Pain lasting longer than 48 h is an unfavorable phenomenon, which was also observed by Miyawaki et al. [23] and Kuroda et al. [20]. In the latter study, Kuroda et al. [20] used two types of miniscrews and one type of miniplate. They observed that over 60% of the patients with the larger screws reported pain in the third day after the implantation. This result is similar to ours: smaller miniscrews were significantly better tolerated than the larger ones. Kuroda et al. [20] believed that the muco-periosteal flap reflection was the pain-causing factor. Our results seem to decline such concept: the patients experienced pain regardless our flap-less protocol. Furthermore, despite the reports that the level of prolonged pain after TAD insertion is comparable with the one associated with tooth extraction [34], or even with discomfort related to the initial tooth alignment [35], the issue of postoperative pain threshold is very individual and, thus can’t be disregarded.

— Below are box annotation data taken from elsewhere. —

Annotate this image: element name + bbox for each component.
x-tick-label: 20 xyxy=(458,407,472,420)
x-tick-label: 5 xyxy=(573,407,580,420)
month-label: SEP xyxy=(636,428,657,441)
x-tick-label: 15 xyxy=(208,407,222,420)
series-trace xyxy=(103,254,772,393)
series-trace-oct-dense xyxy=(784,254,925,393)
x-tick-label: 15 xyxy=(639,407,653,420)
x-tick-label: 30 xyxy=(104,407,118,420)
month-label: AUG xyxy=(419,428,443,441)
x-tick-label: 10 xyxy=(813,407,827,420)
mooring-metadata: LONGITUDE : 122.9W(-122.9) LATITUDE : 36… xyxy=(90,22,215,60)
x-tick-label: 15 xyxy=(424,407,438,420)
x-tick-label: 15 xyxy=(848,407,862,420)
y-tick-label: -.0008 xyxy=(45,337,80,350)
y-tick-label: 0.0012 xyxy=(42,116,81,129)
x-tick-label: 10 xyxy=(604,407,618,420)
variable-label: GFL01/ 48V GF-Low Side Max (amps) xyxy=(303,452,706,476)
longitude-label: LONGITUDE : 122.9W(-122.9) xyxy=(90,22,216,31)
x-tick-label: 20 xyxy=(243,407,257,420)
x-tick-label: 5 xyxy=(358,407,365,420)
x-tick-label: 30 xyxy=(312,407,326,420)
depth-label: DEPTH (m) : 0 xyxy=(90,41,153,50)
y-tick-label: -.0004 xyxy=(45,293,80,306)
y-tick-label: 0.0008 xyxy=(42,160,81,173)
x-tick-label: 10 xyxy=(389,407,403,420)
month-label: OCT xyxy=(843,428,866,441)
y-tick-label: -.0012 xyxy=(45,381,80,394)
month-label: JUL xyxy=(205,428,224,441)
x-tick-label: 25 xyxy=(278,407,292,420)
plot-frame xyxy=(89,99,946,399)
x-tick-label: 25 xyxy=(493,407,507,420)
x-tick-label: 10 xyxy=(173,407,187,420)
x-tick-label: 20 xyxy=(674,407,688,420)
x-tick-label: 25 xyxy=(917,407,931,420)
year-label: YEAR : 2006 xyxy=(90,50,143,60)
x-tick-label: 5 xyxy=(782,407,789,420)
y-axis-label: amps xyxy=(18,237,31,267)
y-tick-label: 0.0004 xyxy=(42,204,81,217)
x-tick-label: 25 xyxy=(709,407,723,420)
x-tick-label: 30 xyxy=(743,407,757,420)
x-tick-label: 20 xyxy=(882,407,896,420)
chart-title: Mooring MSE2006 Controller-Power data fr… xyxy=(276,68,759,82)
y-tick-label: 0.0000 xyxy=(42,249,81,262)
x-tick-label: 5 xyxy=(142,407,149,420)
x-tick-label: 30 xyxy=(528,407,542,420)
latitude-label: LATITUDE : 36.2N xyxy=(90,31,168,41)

In our study, the Kaplan-Meier survival analysis demonstrated that the SH1514-08 miniscrews failed significantly sooner compared to the SH2018-10 ones (p = .002). In the study by Wiechmann et al. [36], majority of the miniscrews with two different diameters (1.1 and 1.6 mm), placed buccally in the mandible failed within 50 days after placement, which is in accordance with the findings of Garfinkle et al. [37], who used 1.6 × 6 mm miniscrews. On the other hand, Chang et al. [13], who evaluated larger 2 × 12 mm miniscrews, reported average failure time of 3.3 months, which was similar to 3.4 months reported by Park et al. [11], evaluating smaller mini-implants with a diameter of 1.2 mm, 5–10 mm long. In our study majority of the miniscrew failures occurred within one to three months from their insertion, after which time success levels remained constant throughout the rest of the treatment. The survival curve was more steep and erratic for smaller TADs than for the larger ones. This observation lends credence to the theories suggesting that by increasing the TAD size one can achieve improved stability.